The unprecedented levels of public spending and central bank support for the economy helped prevent an even worse short-term downturn, the IMF concluded after comparing the crisis response in the United States and Europe to the way Asian and Latin American countries responded to their financial crises in the 1990s.
However, that rapid and large financial triage has not been followed by the more fundamental sorts of changes needed to fully heal the financial system, the study found, and may have given a false sense of confidence that things are now all right.
In those earlier crises, more banks were allowed to fail or were forced to restructure, and more was done to clean bad loans and bad assets out of the financial system.

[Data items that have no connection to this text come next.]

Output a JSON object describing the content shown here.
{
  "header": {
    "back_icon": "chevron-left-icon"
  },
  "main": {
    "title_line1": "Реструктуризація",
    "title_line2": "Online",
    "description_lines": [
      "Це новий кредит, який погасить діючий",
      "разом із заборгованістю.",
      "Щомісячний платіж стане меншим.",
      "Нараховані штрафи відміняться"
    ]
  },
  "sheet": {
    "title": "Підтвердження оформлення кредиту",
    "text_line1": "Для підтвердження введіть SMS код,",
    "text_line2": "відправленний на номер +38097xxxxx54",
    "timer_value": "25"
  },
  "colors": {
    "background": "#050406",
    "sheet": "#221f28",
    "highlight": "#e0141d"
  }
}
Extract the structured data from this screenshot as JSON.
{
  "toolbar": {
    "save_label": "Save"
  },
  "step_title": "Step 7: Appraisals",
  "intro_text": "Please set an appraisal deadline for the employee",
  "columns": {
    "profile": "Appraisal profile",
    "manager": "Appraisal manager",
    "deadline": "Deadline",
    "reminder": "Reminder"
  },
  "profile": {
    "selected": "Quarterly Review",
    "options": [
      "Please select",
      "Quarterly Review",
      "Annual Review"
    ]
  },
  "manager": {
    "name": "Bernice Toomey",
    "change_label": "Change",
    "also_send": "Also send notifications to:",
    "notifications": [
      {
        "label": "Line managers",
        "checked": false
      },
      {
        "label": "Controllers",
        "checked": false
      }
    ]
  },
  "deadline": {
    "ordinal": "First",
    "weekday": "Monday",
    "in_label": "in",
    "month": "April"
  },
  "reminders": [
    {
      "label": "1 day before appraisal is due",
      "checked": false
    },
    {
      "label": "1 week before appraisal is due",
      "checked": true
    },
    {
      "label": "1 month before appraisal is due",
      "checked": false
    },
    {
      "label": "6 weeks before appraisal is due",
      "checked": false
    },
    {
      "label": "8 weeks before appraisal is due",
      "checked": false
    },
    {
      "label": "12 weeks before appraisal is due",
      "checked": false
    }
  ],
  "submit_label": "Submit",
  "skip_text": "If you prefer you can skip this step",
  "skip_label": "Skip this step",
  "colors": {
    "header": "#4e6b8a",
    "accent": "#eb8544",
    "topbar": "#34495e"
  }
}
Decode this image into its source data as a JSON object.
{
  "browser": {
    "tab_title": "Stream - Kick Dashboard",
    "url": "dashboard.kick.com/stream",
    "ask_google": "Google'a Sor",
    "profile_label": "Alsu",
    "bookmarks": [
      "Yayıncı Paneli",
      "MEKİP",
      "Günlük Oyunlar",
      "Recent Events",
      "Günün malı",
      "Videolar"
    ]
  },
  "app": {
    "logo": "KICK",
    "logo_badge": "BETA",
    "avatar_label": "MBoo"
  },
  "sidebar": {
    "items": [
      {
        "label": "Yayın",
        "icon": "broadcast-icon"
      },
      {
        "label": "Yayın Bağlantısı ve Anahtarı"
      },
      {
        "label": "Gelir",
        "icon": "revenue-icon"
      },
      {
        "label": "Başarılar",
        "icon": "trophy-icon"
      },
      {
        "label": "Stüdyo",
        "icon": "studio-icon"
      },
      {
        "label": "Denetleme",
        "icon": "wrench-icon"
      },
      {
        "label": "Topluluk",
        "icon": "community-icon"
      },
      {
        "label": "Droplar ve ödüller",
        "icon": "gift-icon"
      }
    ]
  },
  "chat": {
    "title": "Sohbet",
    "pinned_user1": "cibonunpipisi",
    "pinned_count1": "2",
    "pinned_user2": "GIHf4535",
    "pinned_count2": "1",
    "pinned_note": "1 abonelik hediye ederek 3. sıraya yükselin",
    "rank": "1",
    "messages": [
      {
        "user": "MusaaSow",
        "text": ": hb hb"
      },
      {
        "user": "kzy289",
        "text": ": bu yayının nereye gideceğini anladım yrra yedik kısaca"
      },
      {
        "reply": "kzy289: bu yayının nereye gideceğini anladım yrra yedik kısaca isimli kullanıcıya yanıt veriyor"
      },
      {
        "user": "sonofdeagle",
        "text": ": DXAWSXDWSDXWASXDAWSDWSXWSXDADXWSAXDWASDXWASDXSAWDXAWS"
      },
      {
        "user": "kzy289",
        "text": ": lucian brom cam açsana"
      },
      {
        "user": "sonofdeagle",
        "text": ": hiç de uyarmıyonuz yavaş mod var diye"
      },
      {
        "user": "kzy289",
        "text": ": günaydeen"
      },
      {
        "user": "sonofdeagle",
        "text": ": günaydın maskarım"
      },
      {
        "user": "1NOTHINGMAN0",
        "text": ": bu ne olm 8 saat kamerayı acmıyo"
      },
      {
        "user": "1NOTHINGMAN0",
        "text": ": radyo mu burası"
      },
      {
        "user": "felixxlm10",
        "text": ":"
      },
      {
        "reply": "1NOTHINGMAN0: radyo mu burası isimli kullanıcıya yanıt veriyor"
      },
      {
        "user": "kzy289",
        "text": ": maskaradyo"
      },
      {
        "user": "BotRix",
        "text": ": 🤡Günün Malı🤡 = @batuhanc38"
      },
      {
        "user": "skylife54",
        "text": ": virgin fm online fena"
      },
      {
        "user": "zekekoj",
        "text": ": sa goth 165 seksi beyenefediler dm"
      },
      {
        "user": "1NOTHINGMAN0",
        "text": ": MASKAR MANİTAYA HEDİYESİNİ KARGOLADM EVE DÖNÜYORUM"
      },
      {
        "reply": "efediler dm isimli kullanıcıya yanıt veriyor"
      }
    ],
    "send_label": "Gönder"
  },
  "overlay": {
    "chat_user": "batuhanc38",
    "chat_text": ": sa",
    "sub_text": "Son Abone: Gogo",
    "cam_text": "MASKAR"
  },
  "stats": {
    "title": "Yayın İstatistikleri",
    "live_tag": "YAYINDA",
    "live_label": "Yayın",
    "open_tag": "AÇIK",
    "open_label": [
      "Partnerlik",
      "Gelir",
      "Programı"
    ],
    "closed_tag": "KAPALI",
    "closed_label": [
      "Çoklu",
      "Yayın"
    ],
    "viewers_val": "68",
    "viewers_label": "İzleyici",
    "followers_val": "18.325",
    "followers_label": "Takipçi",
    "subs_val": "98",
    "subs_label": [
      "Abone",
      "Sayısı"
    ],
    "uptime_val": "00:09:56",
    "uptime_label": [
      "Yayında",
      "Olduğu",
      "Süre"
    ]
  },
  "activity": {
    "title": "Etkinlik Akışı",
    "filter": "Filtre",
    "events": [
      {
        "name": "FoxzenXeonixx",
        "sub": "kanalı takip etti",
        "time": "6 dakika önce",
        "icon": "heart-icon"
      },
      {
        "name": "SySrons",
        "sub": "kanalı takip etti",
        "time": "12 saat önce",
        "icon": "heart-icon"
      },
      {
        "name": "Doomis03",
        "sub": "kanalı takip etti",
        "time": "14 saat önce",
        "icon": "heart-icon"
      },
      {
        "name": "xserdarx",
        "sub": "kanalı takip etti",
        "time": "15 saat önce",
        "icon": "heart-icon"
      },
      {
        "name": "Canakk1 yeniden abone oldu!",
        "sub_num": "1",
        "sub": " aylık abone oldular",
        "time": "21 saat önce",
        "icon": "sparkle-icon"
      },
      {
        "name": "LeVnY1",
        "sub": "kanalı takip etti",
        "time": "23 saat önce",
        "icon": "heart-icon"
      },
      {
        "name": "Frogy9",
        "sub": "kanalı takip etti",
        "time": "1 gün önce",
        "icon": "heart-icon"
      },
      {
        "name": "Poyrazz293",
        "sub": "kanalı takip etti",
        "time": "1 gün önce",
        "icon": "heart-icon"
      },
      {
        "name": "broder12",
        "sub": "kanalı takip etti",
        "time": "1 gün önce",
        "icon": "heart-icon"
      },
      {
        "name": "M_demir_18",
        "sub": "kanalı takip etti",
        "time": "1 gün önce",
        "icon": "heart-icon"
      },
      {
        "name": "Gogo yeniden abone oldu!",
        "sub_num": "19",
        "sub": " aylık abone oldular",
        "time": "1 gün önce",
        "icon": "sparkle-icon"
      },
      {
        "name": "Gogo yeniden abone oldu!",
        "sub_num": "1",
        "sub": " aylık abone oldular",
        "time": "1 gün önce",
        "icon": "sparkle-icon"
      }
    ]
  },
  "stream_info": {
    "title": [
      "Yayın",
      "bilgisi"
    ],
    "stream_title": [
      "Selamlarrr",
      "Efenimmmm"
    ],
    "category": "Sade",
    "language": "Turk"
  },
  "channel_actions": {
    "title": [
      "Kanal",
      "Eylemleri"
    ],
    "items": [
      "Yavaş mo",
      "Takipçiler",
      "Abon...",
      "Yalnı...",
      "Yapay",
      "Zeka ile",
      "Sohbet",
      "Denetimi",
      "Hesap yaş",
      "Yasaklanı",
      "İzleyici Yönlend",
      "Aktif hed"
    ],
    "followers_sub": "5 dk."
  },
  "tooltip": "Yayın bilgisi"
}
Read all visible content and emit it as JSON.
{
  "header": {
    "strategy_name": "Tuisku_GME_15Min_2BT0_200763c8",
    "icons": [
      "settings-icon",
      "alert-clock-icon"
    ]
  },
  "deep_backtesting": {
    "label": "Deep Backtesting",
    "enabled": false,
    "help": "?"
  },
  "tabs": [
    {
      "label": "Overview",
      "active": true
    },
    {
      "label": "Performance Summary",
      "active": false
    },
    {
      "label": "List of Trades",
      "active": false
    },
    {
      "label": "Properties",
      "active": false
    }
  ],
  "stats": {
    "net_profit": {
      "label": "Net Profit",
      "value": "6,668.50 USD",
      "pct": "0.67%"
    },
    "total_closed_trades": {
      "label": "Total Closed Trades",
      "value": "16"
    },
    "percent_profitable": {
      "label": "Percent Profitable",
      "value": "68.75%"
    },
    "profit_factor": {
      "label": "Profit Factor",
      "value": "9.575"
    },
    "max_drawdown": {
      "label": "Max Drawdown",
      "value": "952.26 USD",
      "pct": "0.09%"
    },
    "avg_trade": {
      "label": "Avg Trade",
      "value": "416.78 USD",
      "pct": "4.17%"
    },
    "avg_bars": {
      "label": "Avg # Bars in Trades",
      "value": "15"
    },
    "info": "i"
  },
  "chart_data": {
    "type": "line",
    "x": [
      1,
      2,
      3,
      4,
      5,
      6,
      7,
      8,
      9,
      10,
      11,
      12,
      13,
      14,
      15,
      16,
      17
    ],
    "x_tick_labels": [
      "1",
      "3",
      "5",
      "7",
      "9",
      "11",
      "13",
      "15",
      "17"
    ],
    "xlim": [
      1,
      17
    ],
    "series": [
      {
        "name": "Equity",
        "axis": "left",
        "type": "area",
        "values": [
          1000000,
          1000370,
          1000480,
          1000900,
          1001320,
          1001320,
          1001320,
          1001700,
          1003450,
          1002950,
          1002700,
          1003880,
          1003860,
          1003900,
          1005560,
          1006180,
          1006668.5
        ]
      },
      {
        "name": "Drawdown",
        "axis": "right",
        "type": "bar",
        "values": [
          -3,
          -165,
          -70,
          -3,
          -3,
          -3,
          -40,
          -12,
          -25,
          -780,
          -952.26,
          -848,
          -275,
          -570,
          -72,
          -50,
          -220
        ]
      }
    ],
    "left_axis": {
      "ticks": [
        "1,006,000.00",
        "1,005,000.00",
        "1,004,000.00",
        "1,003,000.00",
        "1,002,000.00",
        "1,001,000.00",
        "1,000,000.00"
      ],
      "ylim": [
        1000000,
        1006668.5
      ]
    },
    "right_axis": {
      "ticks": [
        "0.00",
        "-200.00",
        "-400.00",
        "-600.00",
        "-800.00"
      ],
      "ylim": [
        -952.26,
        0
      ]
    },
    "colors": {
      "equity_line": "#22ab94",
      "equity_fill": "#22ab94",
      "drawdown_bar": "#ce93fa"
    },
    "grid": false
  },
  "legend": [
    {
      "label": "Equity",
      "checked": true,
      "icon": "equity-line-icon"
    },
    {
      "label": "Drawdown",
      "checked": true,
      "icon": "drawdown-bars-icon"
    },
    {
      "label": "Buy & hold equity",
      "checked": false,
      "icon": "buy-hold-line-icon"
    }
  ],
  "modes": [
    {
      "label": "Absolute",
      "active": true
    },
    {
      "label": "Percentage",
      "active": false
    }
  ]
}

But more than two years after the collapse of Lehman Brothers, the IMF said much of the heavy lifting remains to be done - even though the political impetus behind reform seems to have flagged.
"There were these broad measures of fiscal and monetary stimulus, unprecedented in terms of scope and size," said Ceyla Pazarbasioglu, an assistant director of the IMF's Monetary and Capital Markets Department. "That propped up asset prices and made the institutions look actually good, so it ties your hands in terms of more structural measures" to let banks fail or overhaul them.
That issue is particularly noteworthy in Europe, where banks are still trying to restore confidence that they are not holding large amounts of real estate loans or government bonds that might be worth less than expected. A round of "stress test" studies last year failed to resolve those doubts, and an upcoming second round will be closely watched to see if they are more rigorous.
Among other problems, the IMF study noted, there still are no rules in place for identifying or regulating companies that are considered too big to fail; U.S. households remain burdened by high debt and lowered home values; and in some European countries, the banking system remains larger than the host economy, with no plan to try to make the system smaller, less complex or less likely to cause problems that could be global in scope.
Overall, the study concluded, the government response to the crisis increased the threat of "moral hazard" by granting widespread bailouts but not quickly making the changes needed to convince financial institutions that they would not get the same treatment again.